Backers of the battery-powered e-cigarettes portray them as a godsend for those looking to quit conventional smoking. They say research has not yet proven that the second-hand emissions are harmful to others.
City officials proposed the ordinance after Jonathan Fielding, director of the Los Angeles County Department of Public Health, said e-cigarettes threatened to make smoking socially acceptable after years of public opinion campaigns to discourage the habit.
Young people who get hooked on the nicotine in e-cigarettes may then turn to tobacco use, he said.

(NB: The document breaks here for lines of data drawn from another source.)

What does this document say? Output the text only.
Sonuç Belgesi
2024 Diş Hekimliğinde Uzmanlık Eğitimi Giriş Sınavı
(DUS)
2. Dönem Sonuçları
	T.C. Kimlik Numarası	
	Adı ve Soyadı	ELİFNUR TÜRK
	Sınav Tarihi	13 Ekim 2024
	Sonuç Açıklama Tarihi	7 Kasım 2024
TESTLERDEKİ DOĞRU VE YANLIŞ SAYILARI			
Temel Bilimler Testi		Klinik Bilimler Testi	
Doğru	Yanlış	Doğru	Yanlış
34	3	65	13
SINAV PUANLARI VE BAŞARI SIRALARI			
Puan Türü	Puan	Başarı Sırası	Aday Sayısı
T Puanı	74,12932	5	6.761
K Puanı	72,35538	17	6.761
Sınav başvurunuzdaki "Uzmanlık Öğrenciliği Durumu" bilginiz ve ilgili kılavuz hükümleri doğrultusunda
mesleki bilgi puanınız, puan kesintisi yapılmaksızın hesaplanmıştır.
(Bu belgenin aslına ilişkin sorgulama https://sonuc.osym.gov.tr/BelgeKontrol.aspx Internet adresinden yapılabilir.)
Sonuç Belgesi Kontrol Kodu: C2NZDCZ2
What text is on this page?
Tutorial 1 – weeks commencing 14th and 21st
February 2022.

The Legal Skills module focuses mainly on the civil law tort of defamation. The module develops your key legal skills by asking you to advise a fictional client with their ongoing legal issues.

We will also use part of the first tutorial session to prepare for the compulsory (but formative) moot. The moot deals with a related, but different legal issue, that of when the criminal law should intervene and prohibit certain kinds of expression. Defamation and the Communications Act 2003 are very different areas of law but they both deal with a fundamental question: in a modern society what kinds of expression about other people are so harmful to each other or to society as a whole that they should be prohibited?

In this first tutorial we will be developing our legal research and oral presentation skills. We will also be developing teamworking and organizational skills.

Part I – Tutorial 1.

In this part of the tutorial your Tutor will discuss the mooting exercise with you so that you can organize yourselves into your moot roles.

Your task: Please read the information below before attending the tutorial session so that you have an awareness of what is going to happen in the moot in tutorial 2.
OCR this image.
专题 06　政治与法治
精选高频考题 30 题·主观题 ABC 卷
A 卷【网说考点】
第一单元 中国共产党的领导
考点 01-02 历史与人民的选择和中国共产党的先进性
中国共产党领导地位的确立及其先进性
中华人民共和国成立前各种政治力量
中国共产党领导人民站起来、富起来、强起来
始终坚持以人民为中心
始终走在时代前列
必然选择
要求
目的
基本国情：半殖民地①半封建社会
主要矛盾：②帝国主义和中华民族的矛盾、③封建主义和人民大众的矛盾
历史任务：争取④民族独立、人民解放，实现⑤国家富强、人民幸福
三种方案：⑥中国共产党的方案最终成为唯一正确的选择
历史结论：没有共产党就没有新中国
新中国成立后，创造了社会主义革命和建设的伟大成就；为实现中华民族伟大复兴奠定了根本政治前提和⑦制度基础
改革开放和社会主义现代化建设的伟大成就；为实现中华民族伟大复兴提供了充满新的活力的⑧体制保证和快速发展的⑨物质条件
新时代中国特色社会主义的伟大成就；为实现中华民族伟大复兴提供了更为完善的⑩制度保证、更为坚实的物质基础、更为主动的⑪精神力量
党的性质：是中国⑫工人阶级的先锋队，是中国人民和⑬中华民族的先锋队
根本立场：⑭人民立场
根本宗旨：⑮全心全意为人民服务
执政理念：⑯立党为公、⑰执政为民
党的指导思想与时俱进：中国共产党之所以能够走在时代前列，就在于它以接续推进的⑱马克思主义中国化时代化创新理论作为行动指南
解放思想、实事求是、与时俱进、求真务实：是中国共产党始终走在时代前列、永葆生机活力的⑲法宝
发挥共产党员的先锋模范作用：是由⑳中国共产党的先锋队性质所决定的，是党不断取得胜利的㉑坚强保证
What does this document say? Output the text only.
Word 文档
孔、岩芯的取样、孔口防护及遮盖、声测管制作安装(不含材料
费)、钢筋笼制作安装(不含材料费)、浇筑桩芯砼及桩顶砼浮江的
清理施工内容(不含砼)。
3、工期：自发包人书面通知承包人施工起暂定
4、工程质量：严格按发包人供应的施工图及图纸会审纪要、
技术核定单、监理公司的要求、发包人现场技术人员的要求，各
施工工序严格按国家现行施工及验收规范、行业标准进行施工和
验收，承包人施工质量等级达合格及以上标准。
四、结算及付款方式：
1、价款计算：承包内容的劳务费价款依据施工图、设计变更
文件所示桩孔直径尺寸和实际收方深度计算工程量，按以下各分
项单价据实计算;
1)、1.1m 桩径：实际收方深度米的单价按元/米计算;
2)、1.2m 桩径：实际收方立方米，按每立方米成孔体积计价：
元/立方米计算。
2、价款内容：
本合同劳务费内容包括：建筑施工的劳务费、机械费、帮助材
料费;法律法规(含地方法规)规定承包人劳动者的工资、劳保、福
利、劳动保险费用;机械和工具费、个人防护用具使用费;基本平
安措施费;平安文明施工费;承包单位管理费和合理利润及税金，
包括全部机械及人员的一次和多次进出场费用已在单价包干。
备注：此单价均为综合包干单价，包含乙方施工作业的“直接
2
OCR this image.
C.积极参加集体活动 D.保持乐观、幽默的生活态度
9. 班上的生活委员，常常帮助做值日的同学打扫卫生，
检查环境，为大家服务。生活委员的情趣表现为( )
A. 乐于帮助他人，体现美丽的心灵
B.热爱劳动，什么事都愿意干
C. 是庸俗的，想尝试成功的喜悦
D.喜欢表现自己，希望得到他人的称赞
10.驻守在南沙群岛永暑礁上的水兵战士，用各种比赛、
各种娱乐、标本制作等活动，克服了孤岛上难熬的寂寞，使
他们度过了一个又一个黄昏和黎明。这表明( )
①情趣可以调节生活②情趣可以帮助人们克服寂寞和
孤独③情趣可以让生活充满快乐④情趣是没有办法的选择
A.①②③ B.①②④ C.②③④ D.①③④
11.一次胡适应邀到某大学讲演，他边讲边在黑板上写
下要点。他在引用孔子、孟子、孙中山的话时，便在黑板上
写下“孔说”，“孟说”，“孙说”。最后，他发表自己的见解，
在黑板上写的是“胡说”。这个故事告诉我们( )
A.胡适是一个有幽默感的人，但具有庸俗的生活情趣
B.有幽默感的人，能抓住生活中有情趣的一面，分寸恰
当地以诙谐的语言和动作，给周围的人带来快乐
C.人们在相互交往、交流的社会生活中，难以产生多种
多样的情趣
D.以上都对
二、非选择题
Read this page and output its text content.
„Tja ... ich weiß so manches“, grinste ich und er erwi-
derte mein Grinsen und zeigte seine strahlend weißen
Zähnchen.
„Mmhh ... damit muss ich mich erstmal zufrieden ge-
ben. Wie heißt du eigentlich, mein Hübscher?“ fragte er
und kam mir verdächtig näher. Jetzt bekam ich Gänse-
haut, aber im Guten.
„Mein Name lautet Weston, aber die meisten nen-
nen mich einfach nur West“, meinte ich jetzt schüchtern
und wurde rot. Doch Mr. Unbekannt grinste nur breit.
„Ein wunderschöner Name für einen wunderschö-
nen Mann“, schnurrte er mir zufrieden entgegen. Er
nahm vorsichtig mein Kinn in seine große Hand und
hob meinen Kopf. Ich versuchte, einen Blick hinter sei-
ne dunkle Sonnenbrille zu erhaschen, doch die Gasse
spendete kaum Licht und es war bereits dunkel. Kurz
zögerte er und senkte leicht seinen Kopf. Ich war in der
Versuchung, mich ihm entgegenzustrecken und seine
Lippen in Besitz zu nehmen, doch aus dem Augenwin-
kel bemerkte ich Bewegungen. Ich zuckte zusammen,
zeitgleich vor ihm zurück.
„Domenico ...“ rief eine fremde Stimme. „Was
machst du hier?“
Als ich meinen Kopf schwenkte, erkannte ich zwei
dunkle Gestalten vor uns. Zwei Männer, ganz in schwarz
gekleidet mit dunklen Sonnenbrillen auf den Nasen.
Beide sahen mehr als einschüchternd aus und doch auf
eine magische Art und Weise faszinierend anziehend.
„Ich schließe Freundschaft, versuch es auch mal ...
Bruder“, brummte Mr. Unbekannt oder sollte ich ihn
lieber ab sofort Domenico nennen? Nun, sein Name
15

"We don't want to risk e-cigarettes undermining a half century of successful tobacco control," he said.
The ordinance would ban the use of e-cigarettes in most workplaces as well as parks, on city beaches, in restaurant outdoor dining areas and at city-sponsored farmers markets.
One exception to the proposed e-cigarettes ban would be "vaping lounges," businesses that allow customers to try various e-cigarette liquids. Those liquids, which typically include nicotine and flavorings, are heated in an e-cigarette until they vaporize and can be inhaled.